How image resolution works

text
"http(s)://..."          → passed through as a URL
  "data:image/...;base64," → passed through unchanged
  existing local path      → read, base64-encoded, wrapped as
                             data:<detected mime>;base64,<bytes>
  raw base64 (≥ 16 chars)  → wrapped as data:image/png;base64,<bytes>
  anything else            → image_not_found error

MIME inference uses the file suffix (.png, .jpg/.jpeg, .gif, .webp) with mimetypes as a fallback. Unknown suffixes default to image/png.

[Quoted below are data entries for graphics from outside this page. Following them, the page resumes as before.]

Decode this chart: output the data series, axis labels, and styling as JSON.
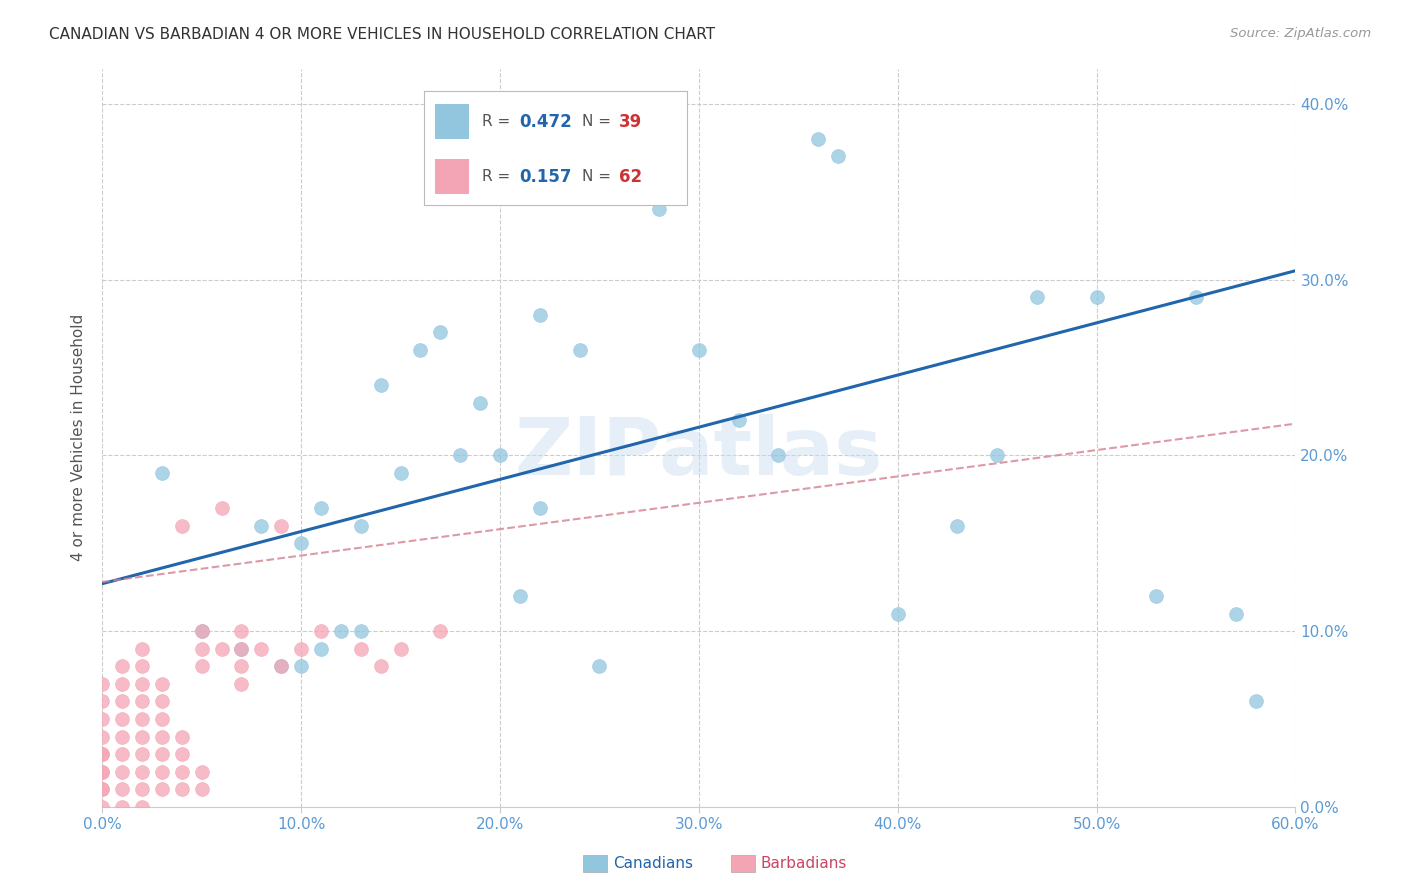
{
  "title": "CANADIAN VS BARBADIAN 4 OR MORE VEHICLES IN HOUSEHOLD CORRELATION CHART",
  "source": "Source: ZipAtlas.com",
  "ylabel": "4 or more Vehicles in Household",
  "xlim": [
    0.0,
    0.6
  ],
  "ylim": [
    0.0,
    0.42
  ],
  "watermark": "ZIPatlas",
  "r_canadian": "0.472",
  "n_canadian": "39",
  "r_barbadian": "0.157",
  "n_barbadian": "62",
  "canadian_color": "#92c5de",
  "barbadian_color": "#f4a5b5",
  "canadian_line_color": "#2166ac",
  "barbadian_line_color": "#d48090",
  "canadians_x": [
    0.03,
    0.05,
    0.07,
    0.08,
    0.09,
    0.1,
    0.1,
    0.11,
    0.11,
    0.12,
    0.13,
    0.13,
    0.14,
    0.15,
    0.16,
    0.17,
    0.18,
    0.19,
    0.2,
    0.21,
    0.22,
    0.22,
    0.24,
    0.25,
    0.28,
    0.3,
    0.32,
    0.34,
    0.36,
    0.37,
    0.4,
    0.43,
    0.45,
    0.47,
    0.5,
    0.53,
    0.55,
    0.57,
    0.58
  ],
  "canadians_y": [
    0.19,
    0.1,
    0.09,
    0.16,
    0.08,
    0.08,
    0.15,
    0.09,
    0.17,
    0.1,
    0.1,
    0.16,
    0.24,
    0.19,
    0.26,
    0.27,
    0.2,
    0.23,
    0.2,
    0.12,
    0.17,
    0.28,
    0.26,
    0.08,
    0.34,
    0.26,
    0.22,
    0.2,
    0.38,
    0.37,
    0.11,
    0.16,
    0.2,
    0.29,
    0.29,
    0.12,
    0.29,
    0.11,
    0.06
  ],
  "barbadians_x": [
    0.0,
    0.0,
    0.0,
    0.0,
    0.0,
    0.0,
    0.0,
    0.0,
    0.0,
    0.0,
    0.0,
    0.01,
    0.01,
    0.01,
    0.01,
    0.01,
    0.01,
    0.01,
    0.01,
    0.01,
    0.02,
    0.02,
    0.02,
    0.02,
    0.02,
    0.02,
    0.02,
    0.02,
    0.02,
    0.02,
    0.03,
    0.03,
    0.03,
    0.03,
    0.03,
    0.03,
    0.03,
    0.04,
    0.04,
    0.04,
    0.04,
    0.04,
    0.05,
    0.05,
    0.05,
    0.05,
    0.05,
    0.06,
    0.06,
    0.07,
    0.07,
    0.07,
    0.07,
    0.08,
    0.09,
    0.09,
    0.1,
    0.11,
    0.13,
    0.14,
    0.15,
    0.17
  ],
  "barbadians_y": [
    0.0,
    0.01,
    0.02,
    0.03,
    0.04,
    0.05,
    0.06,
    0.07,
    0.03,
    0.02,
    0.01,
    0.0,
    0.01,
    0.02,
    0.03,
    0.04,
    0.05,
    0.06,
    0.07,
    0.08,
    0.0,
    0.01,
    0.02,
    0.03,
    0.04,
    0.05,
    0.06,
    0.07,
    0.08,
    0.09,
    0.01,
    0.02,
    0.03,
    0.04,
    0.05,
    0.06,
    0.07,
    0.01,
    0.02,
    0.03,
    0.04,
    0.16,
    0.01,
    0.02,
    0.08,
    0.09,
    0.1,
    0.09,
    0.17,
    0.07,
    0.08,
    0.09,
    0.1,
    0.09,
    0.08,
    0.16,
    0.09,
    0.1,
    0.09,
    0.08,
    0.09,
    0.1
  ],
  "can_line_x0": 0.0,
  "can_line_y0": 0.127,
  "can_line_x1": 0.6,
  "can_line_y1": 0.305,
  "bar_line_x0": 0.0,
  "bar_line_y0": 0.128,
  "bar_line_x1": 0.6,
  "bar_line_y1": 0.218,
  "grid_color": "#cccccc",
  "background_color": "#ffffff",
  "title_fontsize": 11,
  "axis_label_color": "#5b9bd5",
  "tick_label_color": "#5b9bd5"
}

As a tool handed to an agent

python
from shipit_agent import Agent
from shipit_agent.llms import OpenAIChatLLM
from shipit_agent.tools.vision import VisionTool
from shipit_agent.tools.computer_use import ComputerUseTool

llm = OpenAIChatLLM(model="gpt-4o")
agent = Agent(
    llm=llm,
    tools=[ComputerUseTool(), VisionTool(llm=llm)],
    prompt=(
        "You are a desktop automation agent. Use computer_use to take "
        "a screenshot, then vision to describe what's on screen before "
        "deciding the next action."
    ),
)
agent.run("Is there a Login button on the current window? If yes, click it.")

Output shape

python
ToolOutput(
    text="<the LLM's analysis>",
    metadata={
        "provider": "vision",
        "model": "gpt-4o",             # from llm.model
        "usage": {...},                # whatever the adapter returns
        "detail": "high",
        "image_url": "data:image/png;base64,...",
    },
)

The underlying Message has content set to a human-readable "<prompt>\n\n[image_url: ...]" string (so non-vision adapters still see something useful) and stashes the structured parts list on metadata["parts"] for vision-aware adapters to consume.

Error shapes

error=MeaningWhat to do
no_llmNo LLM was resolvable from VisionTool(llm=...) or context.state["llm"]Pass an LLM adapter.
bad_inputimage was missing or not a stringSupply a string path / URL / data URL / base64.
image_not_foundPath-shaped string didn't exist, URL was malformed, or base64 failed the sanity checkVerify the file exists, or check the URL, or confirm the base64 string is ≥ 16 chars of the base64 alphabet.